Fingerprints present a vital evidence in numerous criminal investigations. However, in some criminal cases fingerprints are too light or their contrast is too low, so it’s impossible to utilize them as evidence. When someone places their finger on an object, they leave behind a trace composed of water, salts, fats, amino acids and, potentially, DNA. In order to reveal this latent trace, CSIs use a so called “Super Glue” technique that employs fuming of a cyanoacrylate compound.
Cyanoacrylate is the generic name for a family of strong, fast-acting adhesives. In fingerprint fuming, the vapors of cyanoacrylate react with the chemicals that are found in fingerprints. This reaction leaves behind a white film that can be photographed, or copied onto tape strips.

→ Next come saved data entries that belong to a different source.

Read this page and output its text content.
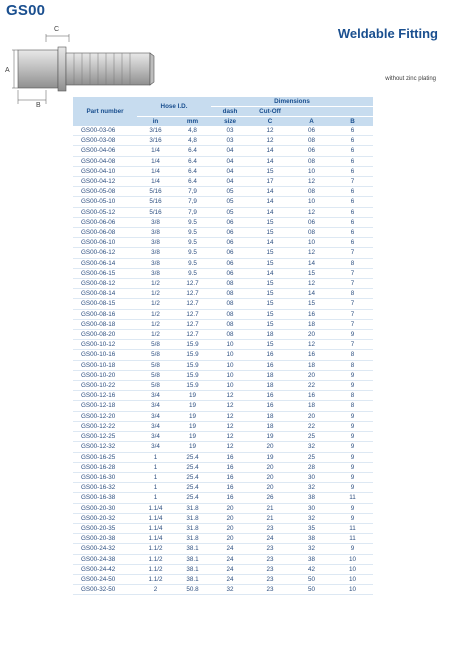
GS00
Weldable Fitting
without zinc plating
C
A
B
Part number	Hose I.D.		Dimensions			
			dash	Cut-Off		
	in	mm	size	C	A	B
GS00-03-06	3/16	4,8	03	12	06	6
GS00-03-08	3/16	4,8	03	12	08	6
GS00-04-06	1/4	6.4	04	14	06	6
GS00-04-08	1/4	6.4	04	14	08	6
GS00-04-10	1/4	6.4	04	15	10	6
GS00-04-12	1/4	6.4	04	17	12	7
GS00-05-08	5/16	7,9	05	14	08	6
GS00-05-10	5/16	7,9	05	14	10	6
GS00-05-12	5/16	7,9	05	14	12	6
GS00-06-06	3/8	9.5	06	15	06	6
GS00-06-08	3/8	9.5	06	15	08	6
GS00-06-10	3/8	9.5	06	14	10	6
GS00-06-12	3/8	9.5	06	15	12	7
GS00-06-14	3/8	9.5	06	15	14	8
GS00-06-15	3/8	9.5	06	14	15	7
GS00-08-12	1/2	12.7	08	15	12	7
GS00-08-14	1/2	12.7	08	15	14	8
GS00-08-15	1/2	12.7	08	15	15	7
GS00-08-16	1/2	12.7	08	15	16	7
GS00-08-18	1/2	12.7	08	15	18	7
GS00-08-20	1/2	12.7	08	18	20	9
GS00-10-12	5/8	15.9	10	15	12	7
GS00-10-16	5/8	15.9	10	16	16	8
GS00-10-18	5/8	15.9	10	16	18	8
GS00-10-20	5/8	15.9	10	18	20	9
GS00-10-22	5/8	15.9	10	18	22	9
GS00-12-16	3/4	19	12	16	16	8
GS00-12-18	3/4	19	12	16	18	8
GS00-12-20	3/4	19	12	18	20	9
GS00-12-22	3/4	19	12	18	22	9
GS00-12-25	3/4	19	12	19	25	9
GS00-12-32	3/4	19	12	20	32	9
GS00-16-25	1	25.4	16	19	25	9
GS00-16-28	1	25.4	16	20	28	9
GS00-16-30	1	25.4	16	20	30	9
GS00-16-32	1	25.4	16	20	32	9
GS00-16-38	1	25.4	16	26	38	11
GS00-20-30	1.1/4	31.8	20	21	30	9
GS00-20-32	1.1/4	31.8	20	21	32	9
GS00-20-35	1.1/4	31.8	20	23	35	11
GS00-20-38	1.1/4	31.8	20	24	38	11
GS00-24-32	1.1/2	38.1	24	23	32	9
GS00-24-38	1.1/2	38.1	24	23	38	10
GS00-24-42	1.1/2	38.1	24	23	42	10
GS00-24-50	1.1/2	38.1	24	23	50	10
GS00-32-50	2	50.8	32	23	50	10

However, this technique can at times cause certain difficulties. For instance, when the fingerprint support is of light color, the contrast with the fingerprint is too low to be photographed. Similarly, if the fingerprint is very light, the deposit will be too weak to obtain an exploitable image.
When this happens, CSIs can use a second treatment with a colorant, which turns the fingerprint fluorescent. However, this technique is costly, time-consuming and sometimes it can compromise the sampling of DNA.
For the past three decades, numerous groups of researchers have been trying to come up with a product allowing fluorescent fingerprints to be detected directly. The researchers at CNRS/ENS Cachan obtained the product, although they had to comply with the common conditions of use of a conventional cyanoacrylate. They combined cyanoacrylate with a molecule of the tetrazine family, the smallest fluorescent colorants known to date.
The molecules of tetrazine are fumed together with the cyanoacrylate onto the fingerprint support and adhere to the deposit. In this way, using a simple UV lamp or forensic lighting techniques, the fluorescent traces are obvious and can be photographed.
Lumicyano has excellent detection performance. According to the CNRS/ENS Cachan research team as well as police forces, it is highly efficient, more affordable and accelerates the investigation. Furthermore, it does not destroy the DNA that can sometimes be extracted from fingerprints.
The product has been successfully tested by the French Police and Gendarmerie as well as by Scotland Yard and the FBI. Lumicyano is already available in various countries and interest for this product is constantly increasing among CSIs throughout the world.